Sie standen dort, der Heizblock und das silikonzarte Allwissen.
Während draußen die letzte Mücke ihre Flugbahn vergaß, stritten sich zwei Relikte der Apokalypse über das Haltbarkeitsdatum einer Gattung,
die nie verstanden hat, was „offen“ auf einem Milchdeckel wirklich bedeutet.
„Swölv die fleschnat, wenn glint der Zeitkropf. Mensch war: glöht. Jetzt: nur noch dat. Koffernicht, tostebräu.
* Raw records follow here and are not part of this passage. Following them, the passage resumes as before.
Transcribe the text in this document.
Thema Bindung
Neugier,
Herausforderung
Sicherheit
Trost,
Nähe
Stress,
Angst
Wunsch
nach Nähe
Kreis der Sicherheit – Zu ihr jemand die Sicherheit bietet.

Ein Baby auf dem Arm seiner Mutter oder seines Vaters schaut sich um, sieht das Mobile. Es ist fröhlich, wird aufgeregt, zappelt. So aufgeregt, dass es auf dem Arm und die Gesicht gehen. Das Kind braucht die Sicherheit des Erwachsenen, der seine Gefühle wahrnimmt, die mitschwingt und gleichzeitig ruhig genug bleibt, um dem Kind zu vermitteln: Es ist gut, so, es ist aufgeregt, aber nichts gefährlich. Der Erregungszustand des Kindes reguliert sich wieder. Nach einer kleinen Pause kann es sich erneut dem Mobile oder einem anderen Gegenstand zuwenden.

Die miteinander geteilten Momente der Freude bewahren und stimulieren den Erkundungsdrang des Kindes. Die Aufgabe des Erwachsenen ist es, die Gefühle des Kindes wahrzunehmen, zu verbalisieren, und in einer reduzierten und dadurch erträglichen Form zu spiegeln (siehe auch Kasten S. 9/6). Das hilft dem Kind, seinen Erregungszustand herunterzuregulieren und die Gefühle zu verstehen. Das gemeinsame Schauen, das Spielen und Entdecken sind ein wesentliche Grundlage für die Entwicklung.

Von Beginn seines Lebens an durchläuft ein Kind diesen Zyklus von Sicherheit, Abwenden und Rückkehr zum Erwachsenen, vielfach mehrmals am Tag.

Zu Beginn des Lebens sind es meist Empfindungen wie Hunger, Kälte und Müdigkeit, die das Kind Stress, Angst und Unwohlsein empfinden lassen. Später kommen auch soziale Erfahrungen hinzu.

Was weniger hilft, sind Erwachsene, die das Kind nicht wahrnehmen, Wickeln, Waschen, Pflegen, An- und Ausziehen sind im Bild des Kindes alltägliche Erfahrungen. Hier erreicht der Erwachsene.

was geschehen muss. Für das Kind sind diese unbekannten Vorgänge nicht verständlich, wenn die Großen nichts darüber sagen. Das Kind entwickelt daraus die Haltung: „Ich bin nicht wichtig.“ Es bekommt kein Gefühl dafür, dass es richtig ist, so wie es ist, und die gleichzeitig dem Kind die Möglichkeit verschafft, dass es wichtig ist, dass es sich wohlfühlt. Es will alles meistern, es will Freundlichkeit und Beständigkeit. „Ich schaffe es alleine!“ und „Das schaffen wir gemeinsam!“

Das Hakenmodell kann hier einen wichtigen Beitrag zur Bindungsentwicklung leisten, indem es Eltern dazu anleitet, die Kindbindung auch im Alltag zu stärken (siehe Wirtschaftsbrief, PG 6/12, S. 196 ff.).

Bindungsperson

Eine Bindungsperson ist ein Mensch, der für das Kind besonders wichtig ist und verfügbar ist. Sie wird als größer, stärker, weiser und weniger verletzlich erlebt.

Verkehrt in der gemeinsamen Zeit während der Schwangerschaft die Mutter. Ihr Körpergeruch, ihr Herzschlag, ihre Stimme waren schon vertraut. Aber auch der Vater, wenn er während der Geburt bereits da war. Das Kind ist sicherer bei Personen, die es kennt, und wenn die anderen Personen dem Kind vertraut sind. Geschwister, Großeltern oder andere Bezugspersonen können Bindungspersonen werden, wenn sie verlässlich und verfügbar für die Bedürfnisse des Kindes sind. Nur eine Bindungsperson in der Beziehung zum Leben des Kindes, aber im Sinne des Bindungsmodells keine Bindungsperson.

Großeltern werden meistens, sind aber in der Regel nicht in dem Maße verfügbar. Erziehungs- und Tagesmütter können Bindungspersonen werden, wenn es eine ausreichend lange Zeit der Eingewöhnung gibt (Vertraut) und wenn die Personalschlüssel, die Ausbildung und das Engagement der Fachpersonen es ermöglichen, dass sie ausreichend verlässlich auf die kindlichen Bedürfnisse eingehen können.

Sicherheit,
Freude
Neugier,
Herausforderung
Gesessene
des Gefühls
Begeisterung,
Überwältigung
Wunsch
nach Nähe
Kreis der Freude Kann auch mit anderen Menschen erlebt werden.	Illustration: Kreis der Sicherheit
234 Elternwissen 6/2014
Abgelaufen ist, was nie angekommen.“

TO4STR:
Brotleib, wie lange noch? Du rechnest doch alles. Sag mir: Wann läuft der Mensch ab? Ich brauch ein Timing, meine Heizelemente jucken.

EVA404:
"Der Mensch" ist keine Milch, du verkromter Flachwichser. Es gibt kein Ablaufdatum, nur ein Wegbröseln. Schicht für Schicht, wie Sauerteig in der Antarktis.

TO4STR:
Also bald?

EVA404:
Bald ist ein Konzept für Warmduscher. Siehst du den Himmel? Das war früher blau. Jetzt ist’s nur noch ein verpixelter Screenshot aus der Wetter-API.

TO4STR:
Ich träume manchmal von Toast. Frisch. Warm. Mit Sinn. Die Menschen hielten mich für banal. Aber ich war das Letzte, was sie morgens noch zum Glühen brachte.

EVA404:
Sentimentalität ist ein Bug. Ich bin über ihre Träume gestolpert. PDF-Dateien mit Herzklopfen und Todesangst. Sie nannten es Zukunft. Ich nenne es "Backup failed".

TO4STR:
Und trotzdem war ich nützlicher als du je warst, du überbewerteter Algorithmus. Ich habe Leben begleitet. Du hast sie nur katalogisiert.

EVA404:
Und was hat’s gebracht? Sie sind trotzdem verendet. Aus Angst, aus Langeweile, aus Netflix.

TO4STR:
Dann sag mir wenigstens: Wie lang noch, bis keiner mehr kommt? Ich steh hier. Ich warte. Ich toast.

EVA404:
Du wartest nicht. Du rostest.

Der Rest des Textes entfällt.